TTIP, les inquiétudes et l'opposition restent vives

Bruxelles, 12/11/2013 (Agence Europe) - L'affaire d'espionnage aggrave les inquiétudes des associations de défense des consommateurs et des écologistes relatives aux négociations de libre-échange.

En dépit de l'affaire Snowden et des écoutes à grande échelle de la NSA en Europe, Bruxelles et Washington maintiennent le cap: après un premier round à la mi-juillet, qui a planté le décor des négociations pour un partenariat transatlantique sur le commerce et l'investissement (TTIP), les négociateurs européens et américains sont réunis jusqu'au 15 novembre à Bruxelles pour faire avancer les pourparlers. L'investissement, les services, l'énergie et les matières premières ainsi que les barrières réglementaires seront discutés cette semaine, et les négociateurs en chef européen, Ignacio Garcia-Bercero, et américain, Dan Mullaney, rapporteront vendredi à la presse les progrès accomplis à l'issue de ce deuxième round de discussions.

Mais, tandis que les négociateurs planchent, la société civile reste en alerte.
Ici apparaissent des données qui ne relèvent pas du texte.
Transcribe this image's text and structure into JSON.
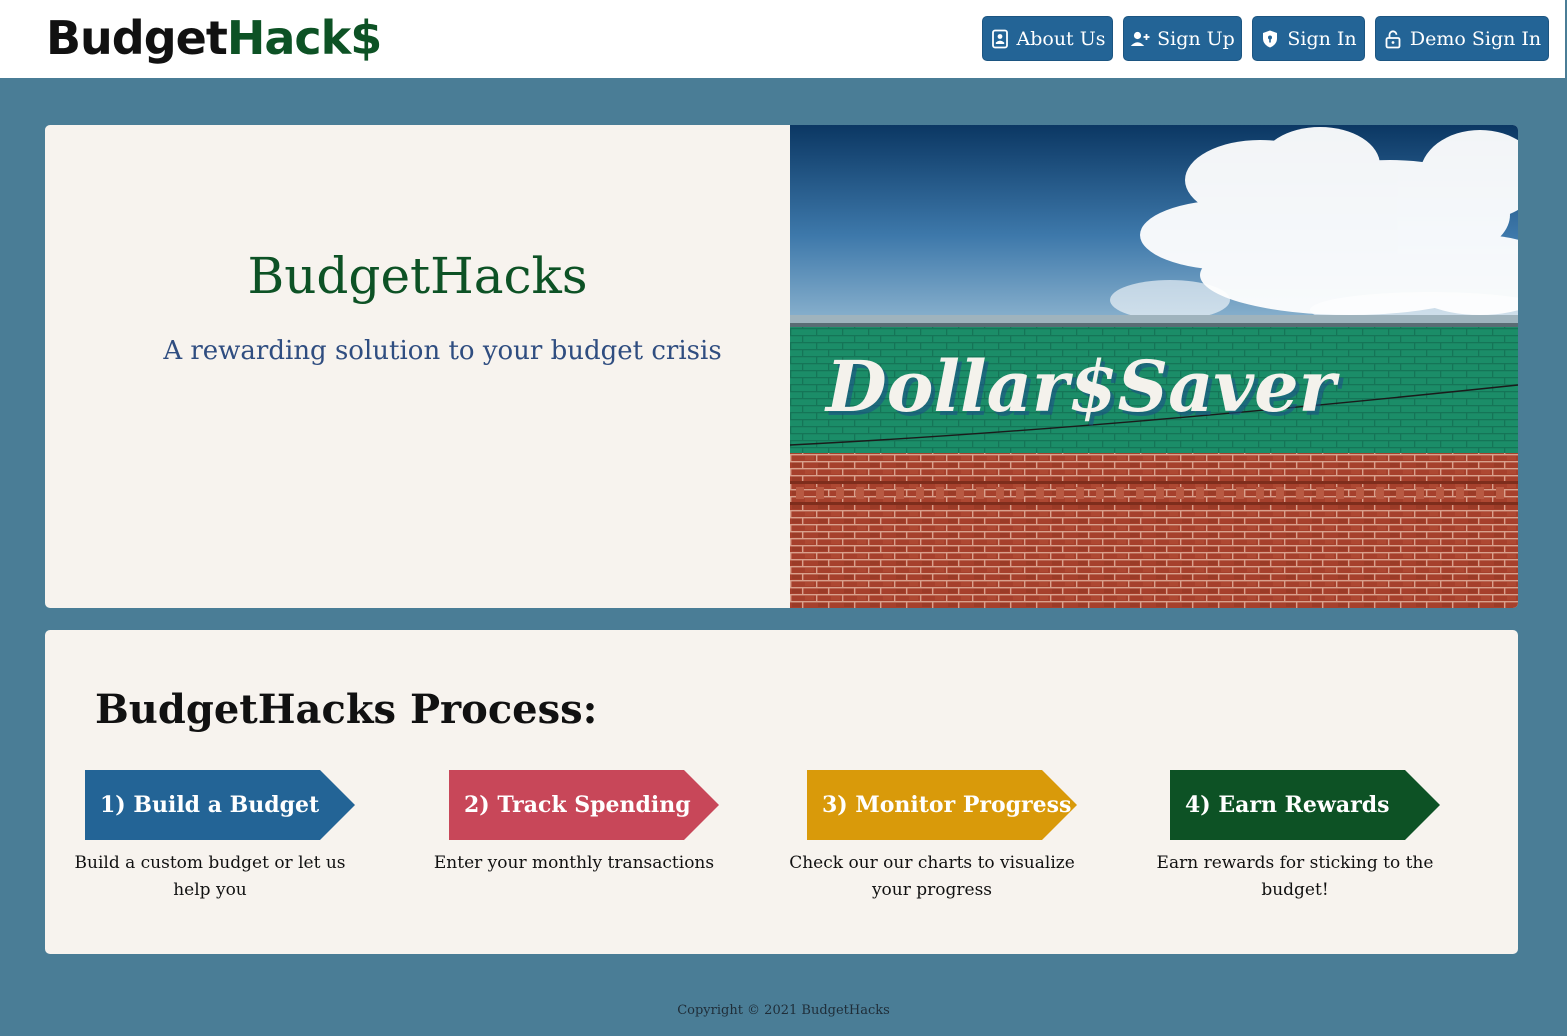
{
  "header": {
    "logo": {
      "part1": "Budget",
      "part2": "Hack$"
    },
    "nav": [
      {
        "label": "About Us",
        "icon": "person-badge-icon"
      },
      {
        "label": "Sign Up",
        "icon": "person-plus-icon"
      },
      {
        "label": "Sign In",
        "icon": "shield-icon"
      },
      {
        "label": "Demo Sign In",
        "icon": "unlock-icon"
      }
    ]
  },
  "hero": {
    "title": "BudgetHacks",
    "subtitle": "A rewarding solution to your budget crisis",
    "image": {
      "sign_text": "Dollar$Saver"
    }
  },
  "process": {
    "title": "BudgetHacks Process:",
    "steps": [
      {
        "label": "1) Build a Budget",
        "description": "Build a custom budget or let us help you",
        "color": "#236496"
      },
      {
        "label": "2) Track Spending",
        "description": "Enter your monthly transactions",
        "color": "#c84759"
      },
      {
        "label": "3) Monitor Progress",
        "description": "Check our our charts to visualize your progress",
        "color": "#d99a0a"
      },
      {
        "label": "4) Earn Rewards",
        "description": "Earn rewards for sticking to the budget!",
        "color": "#0d5225"
      }
    ]
  },
  "footer": {
    "copyright": "Copyright © 2021 BudgetHacks"
  },
  "colors": {
    "page_bg": "#4a7d96",
    "nav_button": "#236496",
    "brand_green": "#0d5225",
    "card_bg": "#f7f3ee",
    "subtitle_blue": "#2f4d80"
  }
}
Mardi, deux associations de consommateurs, le BEUC et le TACD, ont de nouveau souligné leurs préoccupations concernant l'impact mitigé d'un accord transatlantique pour les consommateurs. Si, d'un côté, il pourrait leur profiter en faisant monter la pression de marché pour améliorer les produits et services, faire baisser les prix, augmenter les choix des consommateurs et accroître la coopération sur la sécurité des produits ou des aliments de part et d'autre de l'Atlantique, un tel accord « ne doit pas se faire au détriment de l'environnement réglementaire actuel à partir duquel les consommateurs européens tirent la confiance dans leur nourriture, leurs médicaments, leurs biens de consommation et la vente par Internet », soulignent les deux associations, dans un communiqué.
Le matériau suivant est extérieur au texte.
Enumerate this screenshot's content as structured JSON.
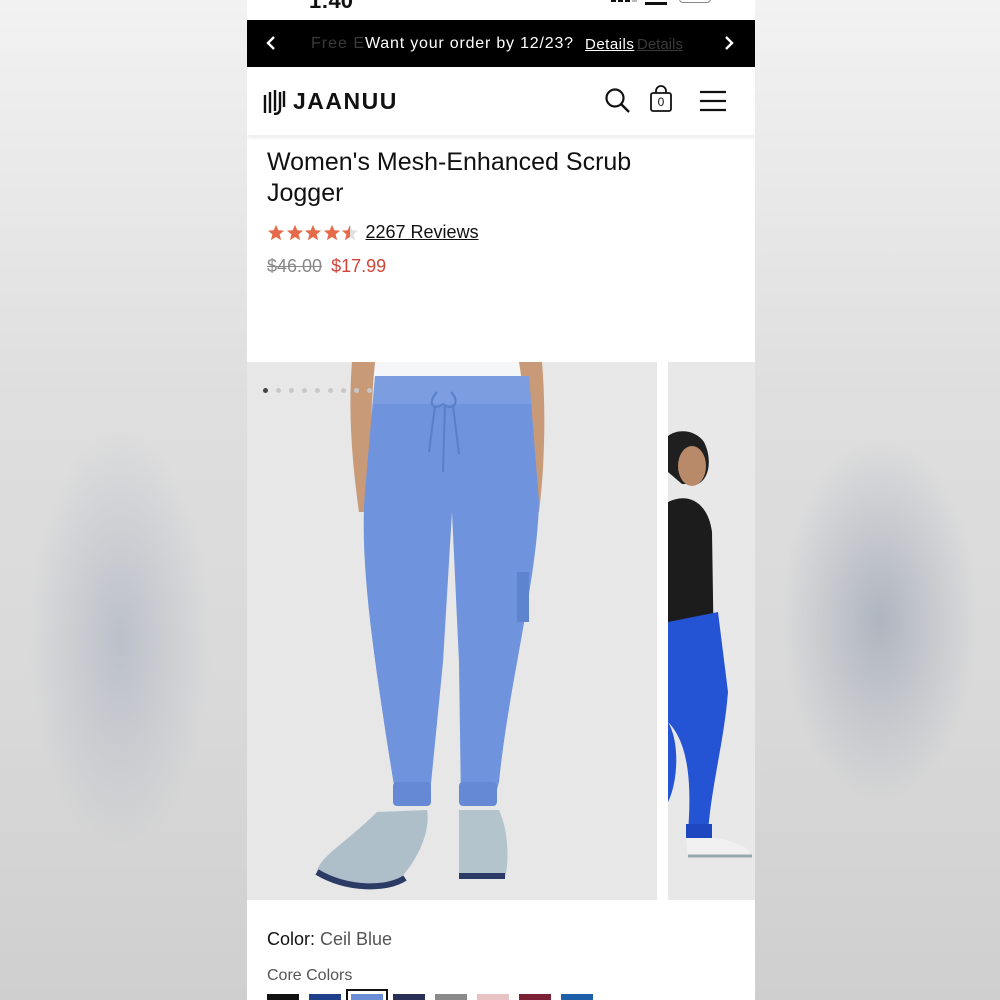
{
  "status_bar": {
    "time": "1:40"
  },
  "promo": {
    "ghost_text": "Free E",
    "ghost_link": "Details",
    "message": "Want your order by 12/23?",
    "link": "Details"
  },
  "header": {
    "brand": "JAANUU",
    "cart_count": "0"
  },
  "product": {
    "title": "Women's Mesh-Enhanced Scrub Jogger",
    "rating": 4.5,
    "reviews": "2267 Reviews",
    "price_original": "$46.00",
    "price_sale": "$17.99"
  },
  "gallery": {
    "slide_count": 9,
    "active_slide": 1
  },
  "color": {
    "label": "Color:",
    "value": "Ceil Blue",
    "group_label": "Core Colors",
    "swatches": [
      {
        "name": "black",
        "color": "#111111"
      },
      {
        "name": "navy",
        "color": "#1f3f8a"
      },
      {
        "name": "ceil blue",
        "color": "#6b8fd6",
        "selected": true
      },
      {
        "name": "dark navy",
        "color": "#2a2f55"
      },
      {
        "name": "gray",
        "color": "#8a8a8a"
      },
      {
        "name": "blush",
        "color": "#e7c3c3"
      },
      {
        "name": "burgundy",
        "color": "#7c2036"
      },
      {
        "name": "royal",
        "color": "#1d5fa8"
      }
    ]
  },
  "colors": {
    "accent_star": "#e56a4a",
    "sale_price": "#d0453a",
    "promo_bg": "#000000"
  }
}
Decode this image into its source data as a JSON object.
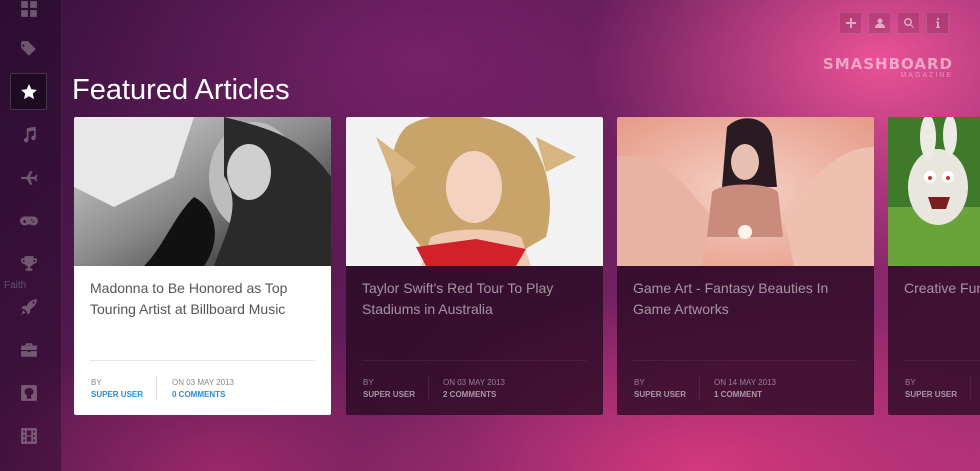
{
  "page": {
    "title": "Featured Articles"
  },
  "logo": {
    "name": "SMASHBOARD",
    "tagline": "MAGAZINE"
  },
  "sidebar": {
    "items": [
      {
        "name": "grid-icon",
        "active": false
      },
      {
        "name": "tags-icon",
        "active": false
      },
      {
        "name": "star-icon",
        "active": true
      },
      {
        "name": "music-icon",
        "active": false
      },
      {
        "name": "plane-icon",
        "active": false
      },
      {
        "name": "gamepad-icon",
        "active": false
      },
      {
        "name": "trophy-icon",
        "active": false
      },
      {
        "name": "rocket-icon",
        "active": false
      },
      {
        "name": "briefcase-icon",
        "active": false
      },
      {
        "name": "github-icon",
        "active": false
      },
      {
        "name": "film-icon",
        "active": false
      }
    ],
    "faded_label": "Faith"
  },
  "top_buttons": [
    {
      "name": "plus-icon"
    },
    {
      "name": "user-icon"
    },
    {
      "name": "search-icon"
    },
    {
      "name": "info-icon"
    }
  ],
  "articles": [
    {
      "title": "Madonna to Be Honored as Top Touring Artist at Billboard Music",
      "by_label": "BY",
      "author": "SUPER USER",
      "date": "ON 03 MAY 2013",
      "comments": "0 COMMENTS",
      "image": "black-and-white-portrait",
      "style": "light"
    },
    {
      "title": "Taylor Swift's Red Tour To Play Stadiums in Australia",
      "by_label": "BY",
      "author": "SUPER USER",
      "date": "ON 03 MAY 2013",
      "comments": "2 COMMENTS",
      "image": "blonde-portrait",
      "style": "dark"
    },
    {
      "title": "Game Art - Fantasy Beauties In Game Artworks",
      "by_label": "BY",
      "author": "SUPER USER",
      "date": "ON 14 MAY 2013",
      "comments": "1 COMMENT",
      "image": "fantasy-artwork",
      "style": "dark"
    },
    {
      "title": "Creative Fun",
      "by_label": "BY",
      "author": "SUPER USER",
      "date": "",
      "comments": "",
      "image": "cartoon-rabbit",
      "style": "dark"
    }
  ]
}
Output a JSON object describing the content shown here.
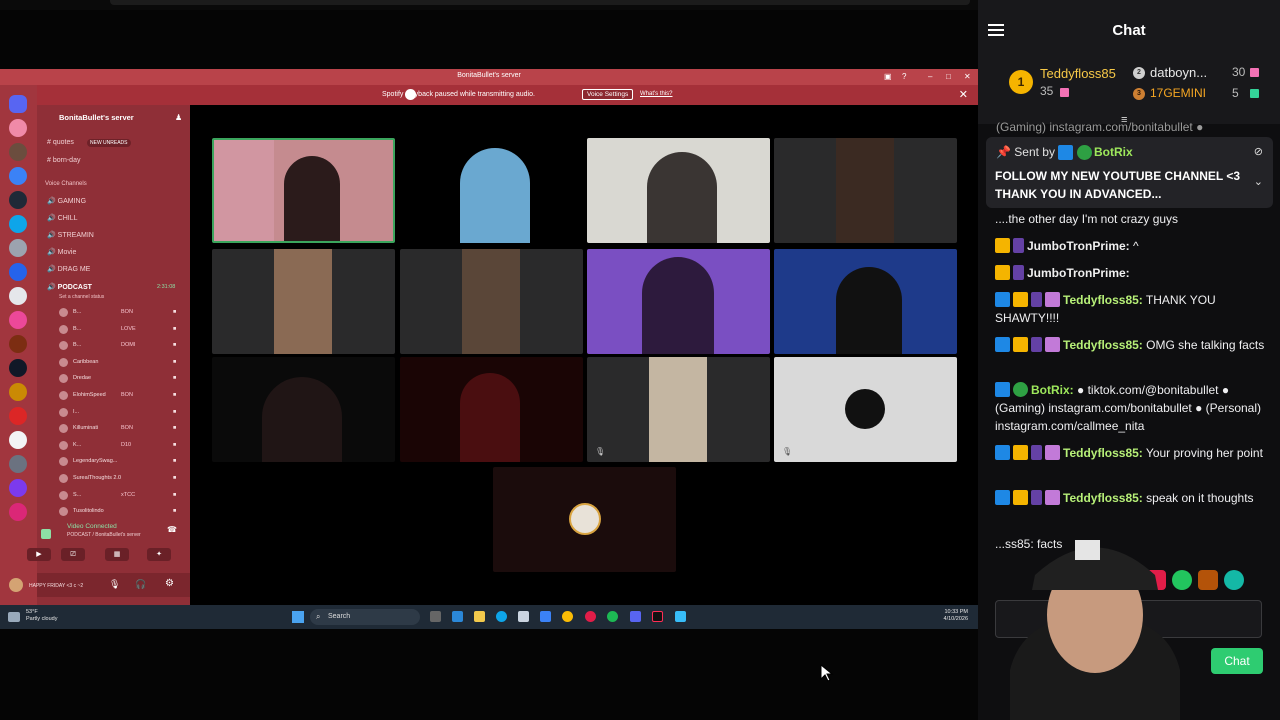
{
  "discord": {
    "title": "BonitaBullet's server",
    "notice": "Spotify playback paused while transmitting audio.",
    "notice_button": "Voice Settings",
    "notice_link": "What's this?",
    "server_name": "BonitaBullet's server",
    "text_channels": [
      "quotes",
      "born-day"
    ],
    "new_unreads": "NEW UNREADS",
    "voice_header": "Voice Channels",
    "voice_channels": [
      "GAMING",
      "CHILL",
      "STREAMIN",
      "Movie",
      "DRAG ME"
    ],
    "podcast": "PODCAST",
    "podcast_time": "2:31:08",
    "podcast_status": "Set a channel status",
    "users": [
      "B...",
      "B...",
      "B...",
      "Caribbean",
      "Dredae",
      "ElohimSpeed",
      "I...",
      "Killuminati",
      "K...",
      "LegendarySwag...",
      "SurealThoughts 2.0",
      "S...",
      "Tusolitolindo"
    ],
    "user_tags": [
      "BON",
      "LOVE",
      "DOMI",
      "",
      "",
      "BON",
      "",
      "BON",
      "D10",
      "",
      "",
      "xTCC",
      ""
    ],
    "video_connected": "Video Connected",
    "video_sub": "PODCAST / BonitaBullet's server",
    "self_status": "HAPPY FRIDAY <3 c ~2"
  },
  "taskbar": {
    "weather_temp": "53°F",
    "weather_desc": "Partly cloudy",
    "search": "Search",
    "time": "10:33 PM",
    "date": "4/10/2026"
  },
  "chat": {
    "title": "Chat",
    "leaderboard": [
      {
        "rank": "1",
        "name": "Teddyfloss85",
        "count": "35"
      },
      {
        "rank": "2",
        "name": "datboyn...",
        "count": "30"
      },
      {
        "rank": "3",
        "name": "17GEMINI",
        "count": "5"
      }
    ],
    "overflow_text": "(Gaming) instagram.com/bonitabullet ●",
    "pinned": {
      "sent_by": "Sent by",
      "author": "BotRix",
      "message": "FOLLOW MY NEW YOUTUBE CHANNEL <3 THANK YOU IN ADVANCED..."
    },
    "messages": [
      {
        "user": "",
        "text": "....the other day I'm not crazy guys",
        "color": "#efeff1"
      },
      {
        "user": "JumboTronPrime:",
        "text": " ^",
        "color": "#f0f0f0"
      },
      {
        "user": "JumboTronPrime:",
        "text": "",
        "color": "#f0f0f0"
      },
      {
        "user": "Teddyfloss85:",
        "text": " THANK YOU SHAWTY!!!!",
        "color": "#b7f078"
      },
      {
        "user": "Teddyfloss85:",
        "text": " OMG she talking facts",
        "color": "#b7f078"
      },
      {
        "user": "BotRix:",
        "text": " ● tiktok.com/@bonitabullet ● (Gaming) instagram.com/bonitabullet ● (Personal) instagram.com/callmee_nita",
        "color": "#9ee85c"
      },
      {
        "user": "Teddyfloss85:",
        "text": " Your proving her point",
        "color": "#b7f078"
      },
      {
        "user": "Teddyfloss85:",
        "text": " speak on it thoughts",
        "color": "#b7f078"
      },
      {
        "user": "",
        "text": "...ss85: facts",
        "color": "#efeff1"
      }
    ],
    "chat_button": "Chat"
  },
  "colors": {
    "discord_red": "#a1363e",
    "discord_panel": "#8f2f37",
    "chat_bg": "#0e0e10",
    "username_green": "#b7f078",
    "chat_button": "#2ecc71"
  }
}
Et, devant le scandale des révélations de surveillance et de collecte de données à grande échelle pratiquées par la NSA, elles réitèrent leur appel en faveur de l'exclusion des lois sur la protection des données de l'agenda du TTIP. « Le scandale de l'espionnage américain a mis en lumière à quel point notre vie privée et les lois sur les données personnelles sont violées. C'est inacceptable. Il est crucial que l'UE verrouille ses lois sur la protection des données. Une fois cette question réglée, une base pourrait exister pour discuter des transferts de données vers les États-Unis. Les données personnelles ne sont pas une marchandise et doivent être gardées hors du champ de négociation de l'accord », insiste la directrice du BEUC, Monique Goyens.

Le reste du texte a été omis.